Migrating dmd to D?

Mon Mar 4 11:30:05 PST 2013

On Monday, 4 March 2013 at 02:36:23 UTC, Daniel Murphy wrote:
>> What were the biggest and most common reasons you needed 
>> context information?
>
> Turning implicit into explicit conversions.  A big one is 0 -> 
> Loc(0).
> dinteger_t -> size_t.  void* -> char*.  string literal to 
> char*.  string
> literal to unsigned char*.  unsigned -> unsigned char.  int -> 
> bool.

I would like to play devil's advocate myself, at least on 0 -> 
Loc(0).

I found that in the source, the vast, vast majority of Loc 
instances were named, of course, 'loc'. Of the few other ones, 
only 'endloc' was ever assigned to 0. The token matcher could 
substitute:

'loc = 0' -> 'loc = Loc(0)'
'endloc = 0' -> 'endloc = Loc(0)'

As long as it had a list of the D's AST classes, a pretty 
conservative attempt to knock out a huge number of additional 
cases is:
'new DmdClassName(0' -> 'new DmdClassName(Loc(0)'

The core principle with the naive approach is to take advantage 
of specific per-project conventions such as always giving the Loc 
first.

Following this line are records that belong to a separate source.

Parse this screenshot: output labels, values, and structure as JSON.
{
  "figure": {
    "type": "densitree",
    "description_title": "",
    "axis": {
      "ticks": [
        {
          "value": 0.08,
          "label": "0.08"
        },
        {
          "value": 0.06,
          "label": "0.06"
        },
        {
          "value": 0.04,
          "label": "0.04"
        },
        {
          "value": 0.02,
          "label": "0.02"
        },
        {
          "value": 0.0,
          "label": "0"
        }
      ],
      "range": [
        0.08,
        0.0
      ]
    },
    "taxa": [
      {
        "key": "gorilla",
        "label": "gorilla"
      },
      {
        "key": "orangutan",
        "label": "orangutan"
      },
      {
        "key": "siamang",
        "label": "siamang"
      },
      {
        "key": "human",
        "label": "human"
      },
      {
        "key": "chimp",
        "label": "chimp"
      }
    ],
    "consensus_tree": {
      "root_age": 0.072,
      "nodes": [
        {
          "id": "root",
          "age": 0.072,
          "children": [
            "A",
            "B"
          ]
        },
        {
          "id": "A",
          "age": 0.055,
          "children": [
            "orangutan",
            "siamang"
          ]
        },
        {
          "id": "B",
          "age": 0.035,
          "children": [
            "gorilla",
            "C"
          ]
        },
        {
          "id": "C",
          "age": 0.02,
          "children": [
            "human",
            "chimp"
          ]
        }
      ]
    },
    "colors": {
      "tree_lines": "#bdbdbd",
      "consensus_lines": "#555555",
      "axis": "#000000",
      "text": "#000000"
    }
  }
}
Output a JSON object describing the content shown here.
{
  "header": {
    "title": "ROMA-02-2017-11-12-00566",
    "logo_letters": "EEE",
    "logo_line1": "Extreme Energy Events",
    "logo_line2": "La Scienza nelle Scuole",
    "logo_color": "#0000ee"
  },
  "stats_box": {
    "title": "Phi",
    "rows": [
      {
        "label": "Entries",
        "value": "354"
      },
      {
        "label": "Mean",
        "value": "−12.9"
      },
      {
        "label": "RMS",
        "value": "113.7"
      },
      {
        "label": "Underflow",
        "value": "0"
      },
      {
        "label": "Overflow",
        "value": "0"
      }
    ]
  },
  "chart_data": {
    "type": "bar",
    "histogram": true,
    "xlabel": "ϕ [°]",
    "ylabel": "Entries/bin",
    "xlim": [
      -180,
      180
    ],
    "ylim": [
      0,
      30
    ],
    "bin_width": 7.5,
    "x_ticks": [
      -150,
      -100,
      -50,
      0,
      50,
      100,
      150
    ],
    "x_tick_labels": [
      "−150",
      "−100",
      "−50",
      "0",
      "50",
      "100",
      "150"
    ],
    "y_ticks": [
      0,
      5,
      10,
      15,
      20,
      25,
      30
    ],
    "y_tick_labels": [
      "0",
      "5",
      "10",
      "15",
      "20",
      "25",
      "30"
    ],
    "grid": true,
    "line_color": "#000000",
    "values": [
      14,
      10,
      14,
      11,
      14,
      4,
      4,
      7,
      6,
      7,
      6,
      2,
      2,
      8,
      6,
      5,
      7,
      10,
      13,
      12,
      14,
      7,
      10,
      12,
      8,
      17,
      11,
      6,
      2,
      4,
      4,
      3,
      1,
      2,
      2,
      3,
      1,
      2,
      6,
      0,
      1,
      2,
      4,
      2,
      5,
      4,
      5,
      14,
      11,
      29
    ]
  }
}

The more uniformity with which the project has been 
implemented, the more likely this approach will work.

A lot of those other implicit conversions I do agree seem 
daunting. The naive approach would require two features, one, a 
basic way of tracking a variable's type. For example, it could 
have a list of known 'killer' types which cause problems. When it 
sees one it records the next identifier it finds and associates 
it to that type for the rest of the function. It may then be 
slightly better able to known patterns where conversion is 
desirable. The second feature would be a brute force way of 
saying, "You meet pattern ZZZ: if in function XXX::YYY, replace 
it with WWW, else replace with UUU." This is clearly the point of 
diminishing returns for the naive approach, at which point I 
could only hope that a good abstraction could make up a lot of  
ground when found necessary.

The point of diminishing returns for the whole naive approach is 
reached when for every abstraction you add, you end up breaking 
as much code as you fix. Then you're stuck with the grunt work of 
adding special case after special case, and you might as well try 
something else at that point...

My current situation is that my coding skills will lag behind my 
ability to have ideas, so I don't have anything rearding my 
approach up and running for comparison, but I want the 
conversation to be productive, so I'll give you the ideas I've 
had since yesterday.

I would start by creating a program which converts the source by 
class, one class at a time, and one file for each. It has a list 
of classes to convert, and a list of data, methods, and overrides 
for each class - it will only include what's on the list, so you 
can add classes and functions one step at a time. For each method 
or override, a file to find it in, and maybe a hint as to about 
where the function begins in said file.

You may have already thought of these, but just to say them out 
loud, some more token replacements I was thinking of:

'SameName::SameName(...ABC...) : DifferentName(...XYZ...) {'
->
'this(...ABC...)
{
     super(...XYZ...);'

Standard reference semantics:
'DTreeClass *' -> 'DTreeClass'

Combined, they look like this:
'OrOrExp::OrOrExp(Loc loc, Expression *e1, Expression *e2)
         : BinExp(loc, TOKoror, sizeof(OrOrExp), e1, e2)
{'
->
'this(Loc loc, Expression e1, Expression e2)
{
     super(loc, TOKoror, sizeof(OrOrExp), e1, e2);'